I agreed, I like these patterns but I never encourage anyone to start with these patterns, First build a simple monolith to handle the situation, if there is a hard problem then and only then these should be applied, But these days I am seeing quite opposite though, I don't see enough evidence to start with these patterns and always use them as rule of thumb .
There's no question that it adds complexity, but I wouldn't agree that it adds a "huge amount." The Saga Pattern is actually very straightforward.
But as with anything, the question is "is this complexity worth the price you pay for it?" For me, given the advantages that microservices offer in many contexts, I find that using the Saga Pattern to maintain consistent state is totally worth it. But that won't be true for everybody in every situation.
Any library/SDK that allows you to implement these patterns should have sufficient testing scaffolding available as well. We use MassTransit for a large, distributed .NET Core + RabbitMQ service layer and unit tests are no more trouble than they usually are with the build in Bus and Consumer test harnesses.

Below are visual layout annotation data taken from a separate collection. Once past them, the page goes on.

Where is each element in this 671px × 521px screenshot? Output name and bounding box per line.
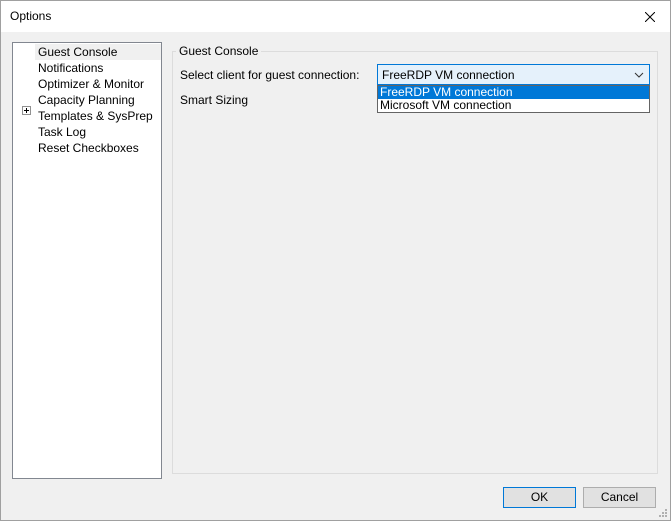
plus-expander-icon[interactable]: [22, 106, 31, 115]
tree-item-optimizer-monitor[interactable]: Optimizer & Monitor: [38, 76, 144, 92]
guest-console-group: [172, 51, 658, 474]
smart-sizing-label: Smart Sizing: [180, 93, 249, 107]
tree-item-label: Templates & SysPrep: [38, 109, 153, 123]
chevron-down-icon: [634, 72, 644, 78]
options-dialog: Options Guest Console Notifications Opti…: [0, 0, 671, 521]
resize-grip-icon[interactable]: [656, 506, 668, 518]
tree-item-label: Capacity Planning: [38, 93, 135, 107]
tree-item-capacity-planning[interactable]: Capacity Planning: [38, 92, 135, 108]
tree-item-notifications[interactable]: Notifications: [38, 60, 103, 76]
title-bar: Options: [1, 1, 670, 32]
window-title: Options: [10, 9, 52, 23]
tree-item-reset-checkboxes[interactable]: Reset Checkboxes: [38, 140, 139, 156]
client-dropdown-list[interactable]: FreeRDP VM connection Microsoft VM conne…: [377, 85, 650, 113]
tree-item-label: Reset Checkboxes: [38, 141, 139, 155]
options-tree[interactable]: Guest Console Notifications Optimizer & …: [12, 42, 162, 479]
client-select[interactable]: FreeRDP VM connection: [377, 64, 650, 85]
tree-item-label: Guest Console: [38, 45, 118, 59]
client-label: Select client for guest connection:: [180, 68, 360, 82]
group-title: Guest Console: [176, 44, 262, 58]
tree-item-guest-console[interactable]: Guest Console: [35, 44, 161, 60]
close-button[interactable]: [630, 1, 670, 32]
tree-item-templates-sysprep[interactable]: Templates & SysPrep: [38, 108, 153, 124]
cancel-button[interactable]: Cancel: [583, 487, 656, 508]
ok-button[interactable]: OK: [503, 487, 576, 508]
tree-item-label: Optimizer & Monitor: [38, 77, 145, 91]
client-select-value: FreeRDP VM connection: [382, 68, 515, 82]
close-icon: [645, 11, 655, 22]
dropdown-option-microsoft[interactable]: Microsoft VM connection: [378, 99, 649, 112]
tree-item-label: Notifications: [38, 61, 104, 75]
tree-item-label: Task Log: [38, 125, 87, 139]
tree-item-task-log[interactable]: Task Log: [38, 124, 86, 140]
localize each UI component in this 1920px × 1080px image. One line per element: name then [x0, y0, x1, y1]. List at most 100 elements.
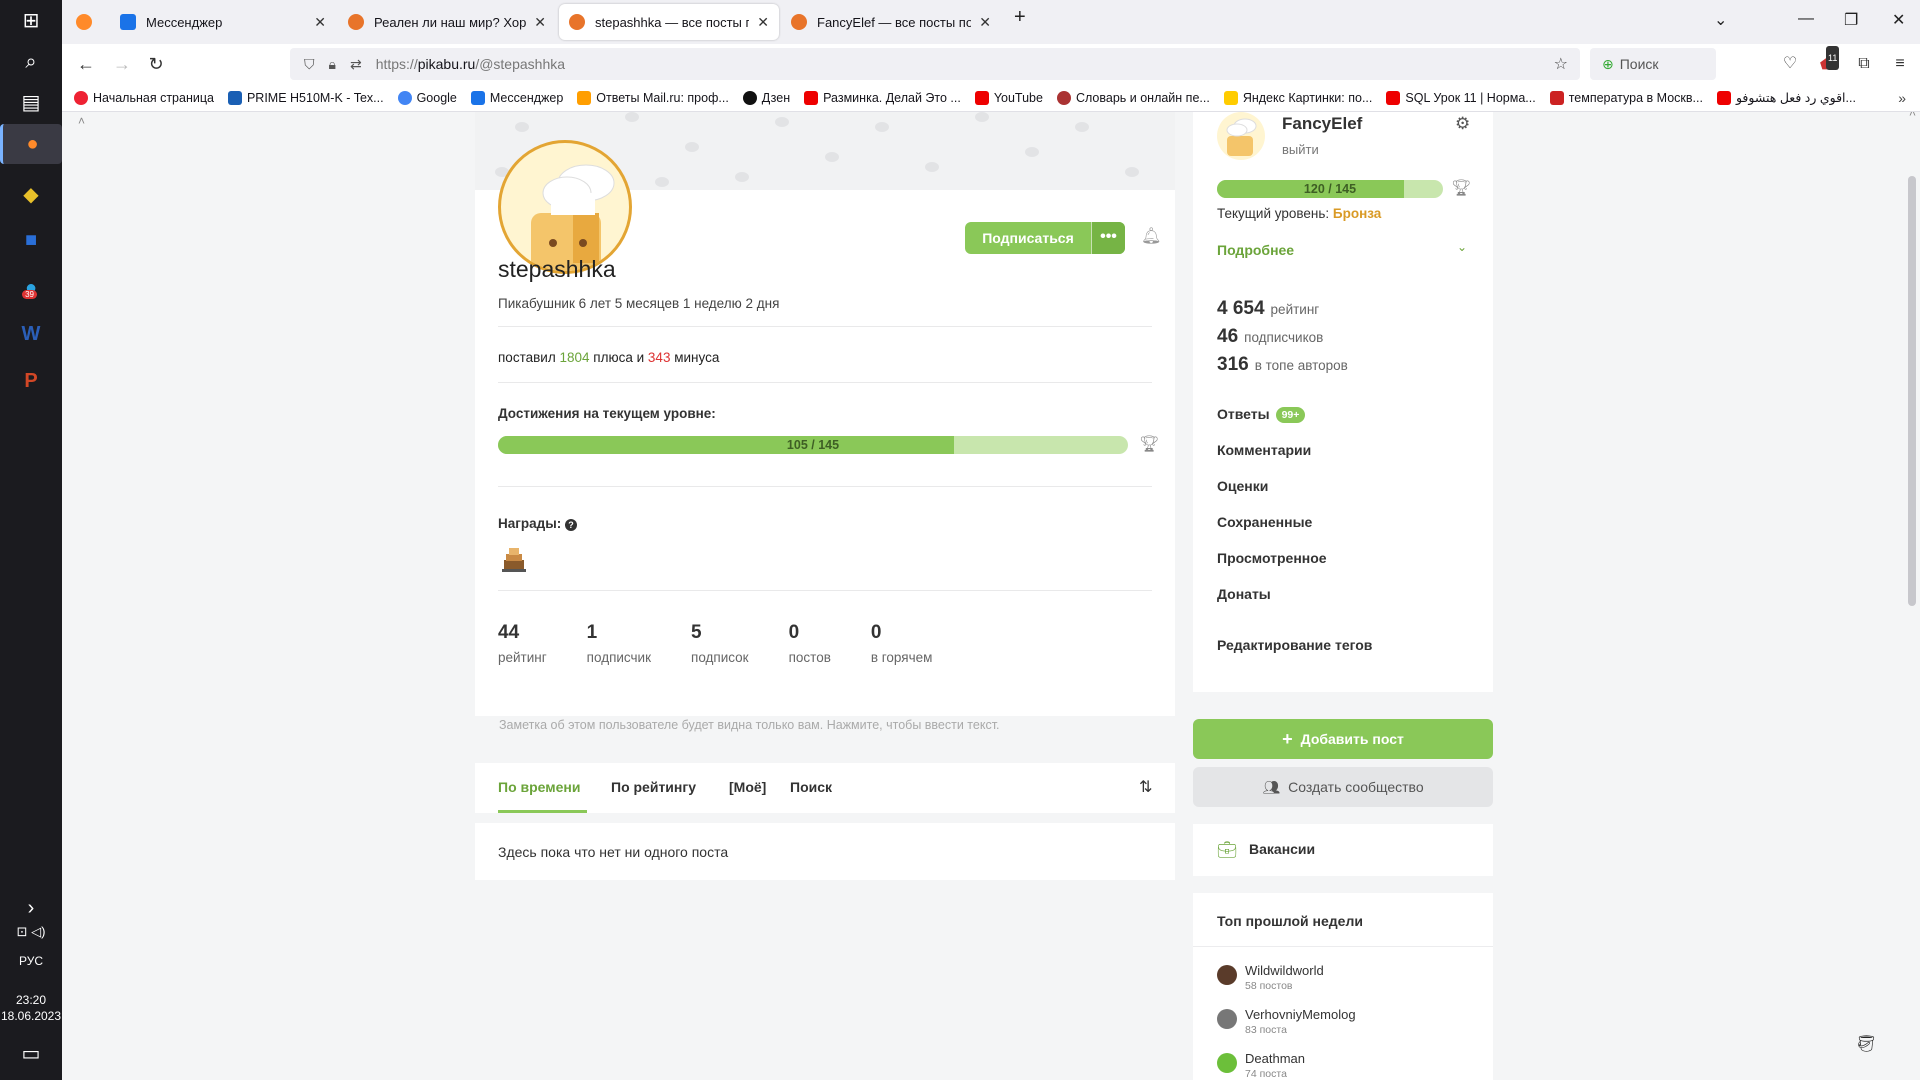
- bookmarks-overflow-icon[interactable]: »: [1898, 90, 1906, 106]
- menu-viewed[interactable]: Просмотренное: [1217, 550, 1327, 566]
- tab-list-icon[interactable]: ⌄: [1714, 10, 1727, 30]
- network-volume-icon[interactable]: ⊡ ◁): [15, 916, 47, 948]
- word-icon[interactable]: W: [15, 318, 47, 350]
- shield-icon[interactable]: ⛉: [304, 56, 315, 73]
- search-box[interactable]: ⊕ Поиск: [1590, 48, 1716, 80]
- minimize-icon[interactable]: —: [1798, 10, 1814, 28]
- restore-icon[interactable]: ❐: [1844, 10, 1858, 30]
- paint-bucket-icon[interactable]: 🪣︎: [1856, 1034, 1876, 1054]
- firefox-menu-icon[interactable]: [66, 4, 98, 40]
- edit-tags-link[interactable]: Редактирование тегов: [1217, 637, 1372, 653]
- bookmark-item[interactable]: Мессенджер: [470, 90, 563, 105]
- bookmark-item[interactable]: Яндекс Картинки: по...: [1223, 90, 1372, 105]
- lock-icon[interactable]: 🔒︎: [329, 56, 336, 73]
- windows-start-icon[interactable]: ⊞: [15, 4, 47, 36]
- award-cake-icon[interactable]: [500, 544, 528, 574]
- save-app-icon[interactable]: ■: [15, 224, 47, 256]
- stat-posts[interactable]: 0 постов: [789, 622, 831, 665]
- trophy-icon[interactable]: 🏆︎: [1139, 434, 1159, 454]
- logout-link[interactable]: выйти: [1282, 142, 1319, 157]
- clock-date[interactable]: 18.06.2023: [0, 1009, 62, 1023]
- close-tab-icon[interactable]: ✕: [757, 14, 769, 31]
- close-tab-icon[interactable]: ✕: [979, 14, 991, 31]
- menu-ratings[interactable]: Оценки: [1217, 478, 1268, 494]
- extensions-icon[interactable]: ⧉: [1852, 52, 1876, 76]
- bookmark-item[interactable]: Разминка. Делай Это ...: [804, 90, 961, 105]
- tab-by-rating[interactable]: По рейтингу: [611, 779, 696, 795]
- powerpoint-icon[interactable]: P: [15, 365, 47, 397]
- menu-answers[interactable]: Ответы 99+: [1217, 406, 1306, 424]
- bookmark-item[interactable]: Начальная страница: [74, 90, 214, 105]
- new-tab-icon[interactable]: +: [1014, 6, 1026, 29]
- top-week-title: Топ прошлой недели: [1217, 913, 1363, 929]
- sort-icon[interactable]: ⇅: [1139, 777, 1152, 797]
- tab-stepashhka[interactable]: stepashhka — все посты польз ✕: [559, 4, 779, 40]
- bookmark-item[interactable]: SQL Урок 11 | Норма...: [1386, 90, 1536, 105]
- bookmark-item[interactable]: Ответы Mail.ru: проф...: [577, 90, 729, 105]
- bookmark-item[interactable]: Дзен: [742, 90, 790, 105]
- vacancies-link[interactable]: Вакансии: [1249, 841, 1315, 857]
- stat-hot[interactable]: 0в горячем: [871, 622, 933, 665]
- tab-messenger[interactable]: Мессенджер ✕: [110, 4, 336, 40]
- sidebar-stat-subscribers[interactable]: 46 подписчиков: [1217, 326, 1323, 348]
- search-icon[interactable]: ⌕: [15, 46, 47, 78]
- tab-fancyelef[interactable]: FancyElef — все посты пользо ✕: [781, 4, 1001, 40]
- sidebar-avatar[interactable]: [1217, 112, 1265, 160]
- trophy-icon[interactable]: 🏆︎: [1451, 178, 1471, 198]
- bookmark-item[interactable]: PRIME H510M-K - Tex...: [227, 90, 384, 105]
- telegram-icon[interactable]: ● 39: [15, 272, 47, 304]
- bookmark-item[interactable]: اقوي رد فعل هتشوفو...: [1716, 90, 1856, 105]
- avatar[interactable]: [498, 140, 632, 274]
- scrollbar-thumb[interactable]: [1908, 176, 1916, 606]
- url-bar[interactable]: ⛉ 🔒︎ ⇄ https://pikabu.ru/@stepashhka ☆: [290, 48, 1580, 80]
- add-post-button[interactable]: + Добавить пост: [1193, 719, 1493, 759]
- tab-real-world[interactable]: Реален ли наш мир? Хороше ✕: [338, 4, 556, 40]
- bookmark-item[interactable]: Словарь и онлайн пе...: [1056, 90, 1210, 105]
- back-icon[interactable]: ←: [74, 52, 98, 76]
- reload-icon[interactable]: ↻: [144, 52, 168, 76]
- forward-icon[interactable]: →: [110, 52, 134, 76]
- tab-mine[interactable]: [Моё]: [729, 779, 766, 795]
- close-window-icon[interactable]: ✕: [1892, 10, 1905, 30]
- menu-donates[interactable]: Донаты: [1217, 586, 1271, 602]
- bookmark-star-icon[interactable]: ☆: [1554, 54, 1568, 74]
- sidebar-stat-top[interactable]: 316 в топе авторов: [1217, 354, 1348, 376]
- stat-subscribers[interactable]: 1 подписчик: [587, 622, 651, 665]
- bookmark-item[interactable]: YouTube: [974, 90, 1043, 105]
- clock-time[interactable]: 23:20: [0, 993, 62, 1007]
- tab-by-time[interactable]: По времени: [498, 779, 580, 795]
- tab-search[interactable]: Поиск: [790, 779, 832, 795]
- gear-icon[interactable]: ⚙: [1455, 114, 1470, 134]
- stat-subscriptions[interactable]: 5 подписок: [691, 622, 749, 665]
- firefox-icon[interactable]: ●: [0, 124, 62, 164]
- details-link[interactable]: Подробнее: [1217, 242, 1294, 258]
- close-tab-icon[interactable]: ✕: [314, 14, 326, 31]
- menu-comments[interactable]: Комментарии: [1217, 442, 1311, 458]
- menu-icon[interactable]: ≡: [1888, 52, 1912, 76]
- more-options-icon[interactable]: •••: [1091, 222, 1125, 254]
- scroll-up-icon[interactable]: ˄: [1909, 112, 1916, 120]
- task-view-icon[interactable]: ▤: [15, 86, 47, 118]
- app-icon[interactable]: ◆: [15, 178, 47, 210]
- help-icon[interactable]: ?: [565, 519, 577, 531]
- permissions-icon[interactable]: ⇄: [350, 56, 362, 73]
- menu-saved[interactable]: Сохраненные: [1217, 514, 1312, 530]
- sidebar-username[interactable]: FancyElef: [1282, 114, 1362, 134]
- achievements-progress-text: 105 / 145: [786, 438, 840, 452]
- language-indicator[interactable]: РУС: [0, 954, 62, 968]
- pocket-icon[interactable]: ♡: [1778, 52, 1802, 76]
- chevron-down-icon[interactable]: ⌄: [1457, 240, 1467, 254]
- subscribe-button[interactable]: Подписаться •••: [965, 222, 1125, 254]
- stat-rating[interactable]: 44 рейтинг: [498, 622, 547, 665]
- close-tab-icon[interactable]: ✕: [534, 14, 546, 31]
- bookmark-item[interactable]: Google: [397, 90, 457, 105]
- create-community-button[interactable]: 👥︎ Создать сообщество: [1193, 767, 1493, 807]
- notifications-icon[interactable]: ▭: [15, 1037, 47, 1069]
- bookmark-item[interactable]: температура в Москв...: [1549, 90, 1703, 105]
- extension-icon[interactable]: ⬟11: [1814, 46, 1840, 76]
- bell-icon[interactable]: 🔔︎: [1141, 226, 1161, 246]
- scrollbar[interactable]: ˄: [1904, 112, 1920, 1080]
- collapse-up-icon[interactable]: ˄: [78, 114, 85, 128]
- vacancies-card[interactable]: 💼︎ Вакансии: [1193, 824, 1493, 876]
- user-note[interactable]: Заметка об этом пользователе будет видна…: [499, 718, 1000, 732]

Yes, this is an all but solved problem. Sagas handle this as gracefully as you can in a distributed transaction, and with even a modicum of foresight a lot of these problems can be avoided.
Do sagas help with rolling back in response to errors? This seems like the nastiest aspect of any distributed transaction approach: step A succeeds, step B succeeds, step C fails, call to rollback A and B fails... and now?
Or you do a two-phase commit: A, B, and C tentatively succeed, but then one of the commit calls fails, and now?
It seems like inconsistencies are inevitable no matter what you do.
The post you're replying to does list compensating transactions (a form of rollback)
One gotcha that is not covered by Sagas (I could be wrong) is when one or many of the network paths involved in the distributed tx become unreachable (network partition event) and you have no idea of the state of that part of the tx. Do you re-try that part and risk sending the same instruction twice (ok in some cases but not all) vs risk of having sent no instruction? If I had to implement a distributed tx I would first verify my mental model using TLA+ and use a (persistent) transactional messaging system with at-least-once delivery as the backbone, and make other accommodations for such scenarios.
Do you re-try that part and risk sending the same instruction twice (ok in some cases but not all) vs risk of having sent no instruction?
If you can make your compensating action idempotent, then yes, you can just keep retrying it. If it can't be made so for whatever reason, then a failure at that point demands manual intervention.
I suppose redundant communication channels (that go over different network modalities, e.g, data center native, satellite, 5G, etc) can be used to recover from network partition. Still, having a protocol with at-least-once delivery guarantee is important as it assures that no messages are lost due to unexpected crash of sender/caller or receiver/callee.
It seems like inconsistencies are inevitable no matter what you do.
At some level, barring guaranteed message delivery (which is effectively non-existent in any distributed system) you always reach a level where you can't guarantee consistency. It's the Byzantine General's Problem, basically.
But based on empirical evidence, you can work out that a certain measure of effort dedicated to fault tolerance will yield correct results in X% of cases, and you can tune the value of X based on how much time/energy/money/effort you're willing to expend... up to a point.
Accounting has been doing that for centuries already, so it's not new by any means. It's also not free, it imposes severe restrictions on your system's architecture and the kinds of problems it can solve.